The best made plans are based on a foundation of user evidence. By understanding what your users want, how they want it and where they go to get it you will more effectively be able to meet their needs.
To understand what users want, we use a tried and tested two stage process:
- Stage 1: Qualitative discovery research
- Stage 2: Quantitative top tasks survey
Qualitative discovery research
Qualitative discovery research focuses on understanding users: their background, expectations, behaviours, needs, motivations and frustrations. It provides insight to understand how users go about finding information and achieving goals that are important to them.
User research also helps to challenge internal assumptions about what users want, forcing organisations to walk in the users’ shoes and look at things from a user perspective, rather than an internal perspective.
Discovery research allows you to:
- Check that the way products and services are described ‘fit’ with the users’ mental models and identify any improvements that would help improve the user experience
- Design external and marketing communications to align with the users’ perspective and language
- Develop the website and other customer touchpoints to enable users to look for product in the way best suited to them, thereby improving the overall user experience and perception of your brand
- Build consensus across the organisation about what users need and what makes for a good user experience: this will help develop a shared view of the user and to align business goals
To conduct discovery research, you first need to recruit your participants. These should be genuine users of your product or service, either current or potential. Ensure you are finding representatives from all of your user groups and don’t forget to consider users who have specialist requirements.
These sessions are best conducted one-to-one with your recruited target users, facilitated by a moderator. Time should be spent upfront finding out as much as possible about your users and their needs. Ask lots of open questions, don’t interrupt and continually ask ‘why’ to get an even deeper level of insight.
If necessary, show them sources of information to stimulate their thinking. This could be your website, competitor websites, marketing messaging, offline resources. Anything really!
This will give you a huge dump of information including a long list of user goals. But how do you know which are the most important?
Quantitative top task survey research
Qualitative research will tend to be done with a small sample size of between 10-30 users. This is not enough to give you a significant steer on which goals are the most important.
Instead you need to speak to several hundred users. And in order to do that, you need a survey.
To get people to engage with your survey it needs to be short, simple and structured with yes/no or tick box responses.
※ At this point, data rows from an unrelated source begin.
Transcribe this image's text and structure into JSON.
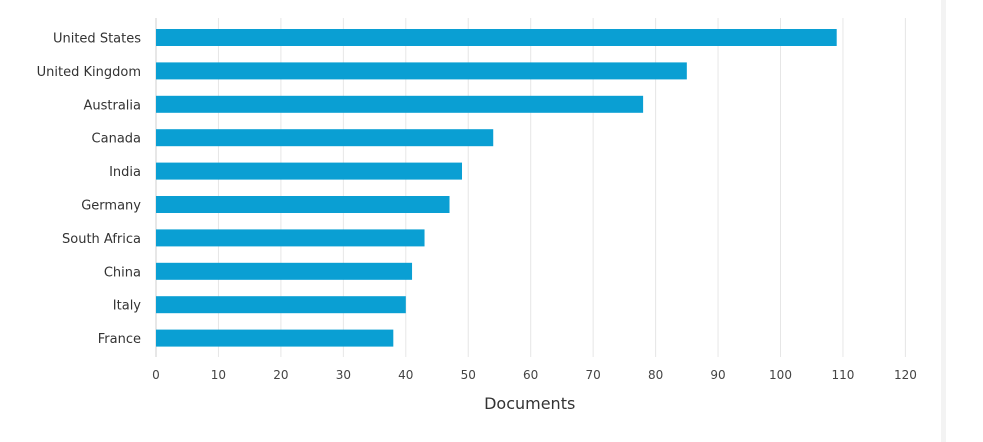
{
  "chart_data": {
    "type": "bar",
    "orientation": "horizontal",
    "categories": [
      "United States",
      "United Kingdom",
      "Australia",
      "Canada",
      "India",
      "Germany",
      "South Africa",
      "China",
      "Italy",
      "France"
    ],
    "values": [
      109,
      85,
      78,
      54,
      49,
      47,
      43,
      41,
      40,
      38
    ],
    "xlabel": "Documents",
    "ylabel": "",
    "xlim": [
      0,
      120
    ],
    "xticks": [
      0,
      10,
      20,
      30,
      40,
      50,
      60,
      70,
      80,
      90,
      100,
      110,
      120
    ],
    "grid": "vertical",
    "legend": "none",
    "bar_color": "#0a9fd3"
  }
}
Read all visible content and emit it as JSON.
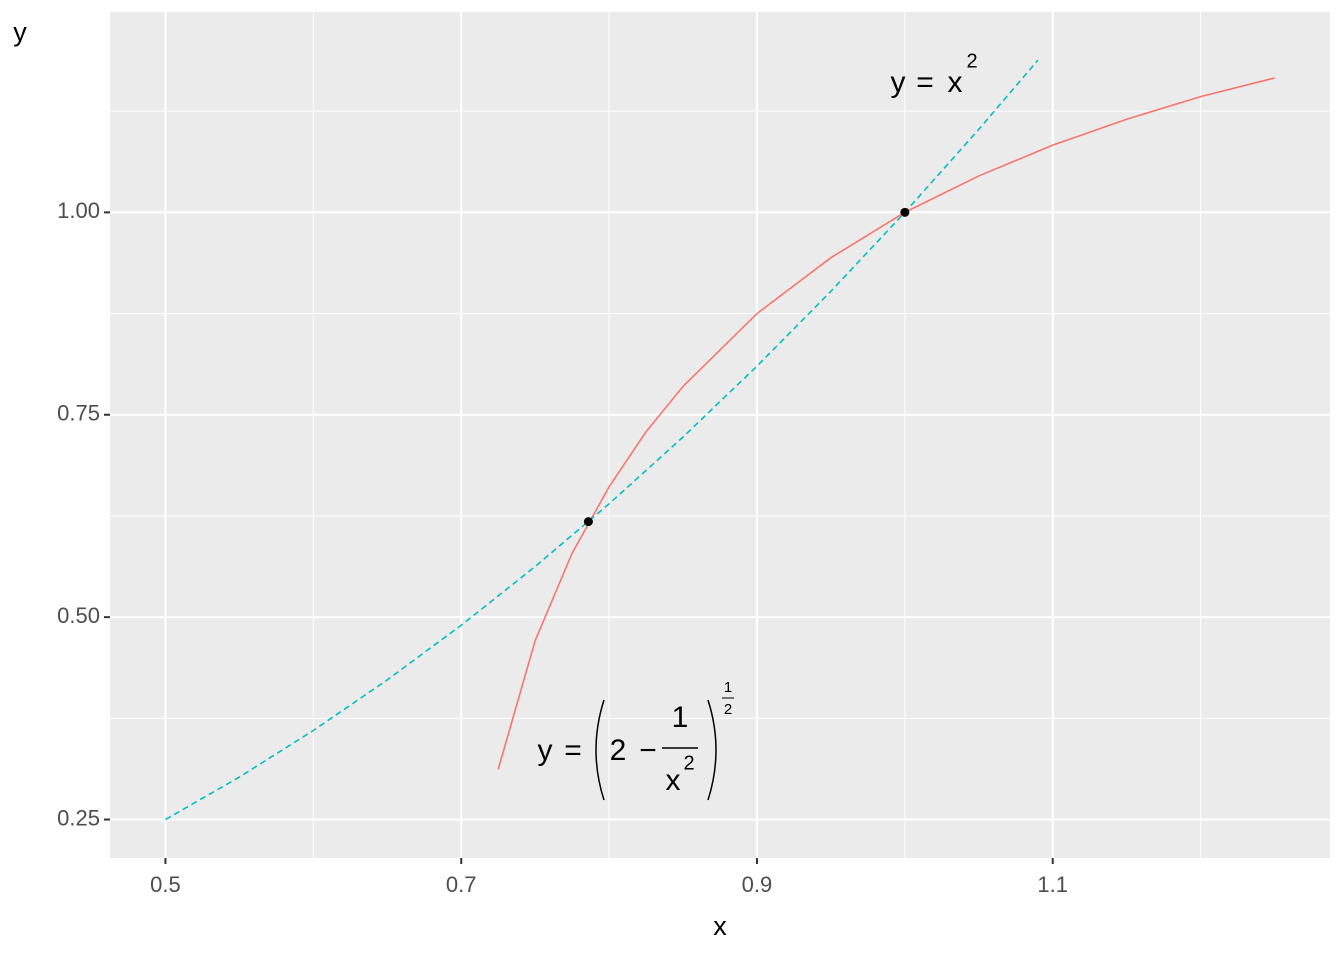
{
  "chart_data": {
    "type": "line",
    "xlabel": "x",
    "ylabel": "y",
    "xlim": [
      0.4625,
      1.2875
    ],
    "ylim": [
      0.2025,
      1.2475
    ],
    "xticks": [
      0.5,
      0.7,
      0.9,
      1.1
    ],
    "yticks": [
      0.25,
      {
        "value": 0.5,
        "label": "0.50"
      },
      0.75,
      {
        "value": 1,
        "label": "1.00"
      }
    ],
    "xminor": [
      0.6,
      0.8,
      1.0,
      1.2
    ],
    "yminor": [
      0.375,
      0.625,
      0.875,
      1.125
    ],
    "grid": true,
    "series": [
      {
        "color": "#F8766D",
        "dash": "solid",
        "x": [
          0.725,
          0.75,
          0.775,
          0.8,
          0.825,
          0.85,
          0.9,
          0.95,
          1.0,
          1.05,
          1.1,
          1.15,
          1.2,
          1.25
        ],
        "values": [
          0.312,
          0.471,
          0.579,
          0.661,
          0.729,
          0.785,
          0.875,
          0.944,
          1.0,
          1.045,
          1.083,
          1.115,
          1.143,
          1.166
        ]
      },
      {
        "color": "#00BFC4",
        "dash": "dashed",
        "x": [
          0.5,
          0.55,
          0.6,
          0.65,
          0.7,
          0.75,
          0.8,
          0.85,
          0.9,
          0.95,
          1.0,
          1.05,
          1.09
        ],
        "values": [
          0.25,
          0.3025,
          0.36,
          0.4225,
          0.49,
          0.5625,
          0.64,
          0.7225,
          0.81,
          0.9025,
          1.0,
          1.1025,
          1.1881
        ]
      }
    ],
    "points": {
      "color": "#000000",
      "x": [
        0.786,
        1.0
      ],
      "values": [
        0.618,
        1.0
      ]
    },
    "annotations": [
      {
        "parts": [
          "y",
          "=",
          "x",
          "2"
        ]
      },
      {
        "parts": [
          "y",
          "=",
          "2",
          "−",
          "1",
          "x",
          "2",
          "1",
          "2"
        ]
      }
    ]
  }
}
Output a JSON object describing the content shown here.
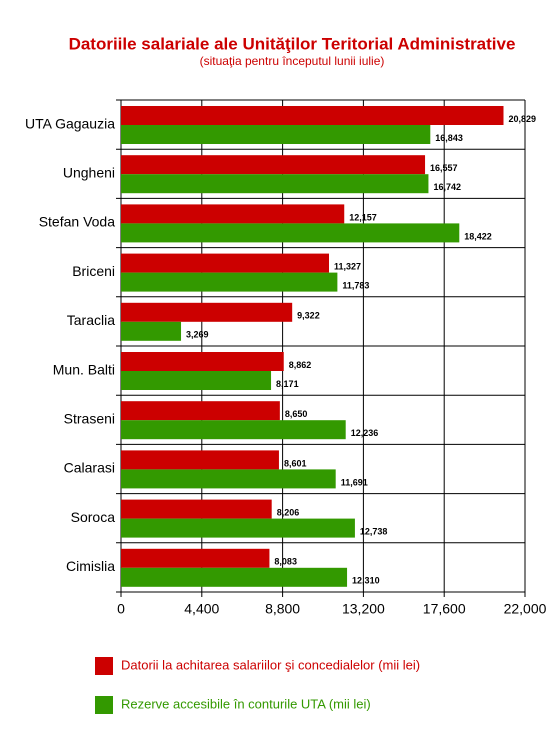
{
  "chart_data": {
    "type": "hbar",
    "title": "Datoriile salariale ale Unităţilor Teritorial Administrative",
    "subtitle": "(situaţia pentru începutul lunii iulie)",
    "categories": [
      "UTA Gagauzia",
      "Ungheni",
      "Stefan Voda",
      "Briceni",
      "Taraclia",
      "Mun. Balti",
      "Straseni",
      "Calarasi",
      "Soroca",
      "Cimislia"
    ],
    "series": [
      {
        "name": "Datorii la achitarea salariilor şi concedialelor (mii lei)",
        "color": "#cc0000",
        "values": [
          20829,
          16557,
          12157,
          11327,
          9322,
          8862,
          8650,
          8601,
          8206,
          8083
        ],
        "value_labels": [
          "20,829",
          "16,557",
          "12,157",
          "11,327",
          "9,322",
          "8,862",
          "8,650",
          "8,601",
          "8,206",
          "8,083"
        ]
      },
      {
        "name": "Rezerve accesibile în conturile UTA (mii lei)",
        "color": "#339900",
        "values": [
          16843,
          16742,
          18422,
          11783,
          3269,
          8171,
          12236,
          11691,
          12738,
          12310
        ],
        "value_labels": [
          "16,843",
          "16,742",
          "18,422",
          "11,783",
          "3,269",
          "8,171",
          "12,236",
          "11,691",
          "12,738",
          "12,310"
        ]
      }
    ],
    "xlim": [
      0,
      22000
    ],
    "xticks": [
      0,
      {
        "value": 4400,
        "label": "4,400"
      },
      {
        "value": 8800,
        "label": "8,800"
      },
      {
        "value": 13200,
        "label": "13,200"
      },
      {
        "value": 17600,
        "label": "17,600"
      },
      {
        "value": 22000,
        "label": "22,000"
      }
    ],
    "grid": true
  }
}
We, therefore, need to know both the issues to which we want answers and the range of potential answers. These insights will come from the qualitative research and why this survey comes second in the process.
A survey structured in this way will also give you meaningful data that can be effectively analysed to quantify and prioritise user goals, behaviours and preferences. In contrast, a survey comprised of free-text boxes will produce an unmanageable amount of data from which it will be difficult to extract meaningful insight.
The outcomes of the survey can then be fed into a wide variety of business functions:
- Digital – do digital services effectively meet the priority needs of your users?
- Marketing – how well does campaign messaging resonate?
- Sales – are you telling potential customers what they what they want to know or what you want to tell them?
- Product development - what frustrations do current users experience and how could you reduce these?
- Customer service – are you communicating with your customers through their preferred channel?
There is really no aspect of your business that does not benefit from having a deeper understanding of who your users are and what they want. So if you are embarking on some grand new plans for 2021 or want to shift your organisational culture to a 'user-first' approach, its time to get discovering.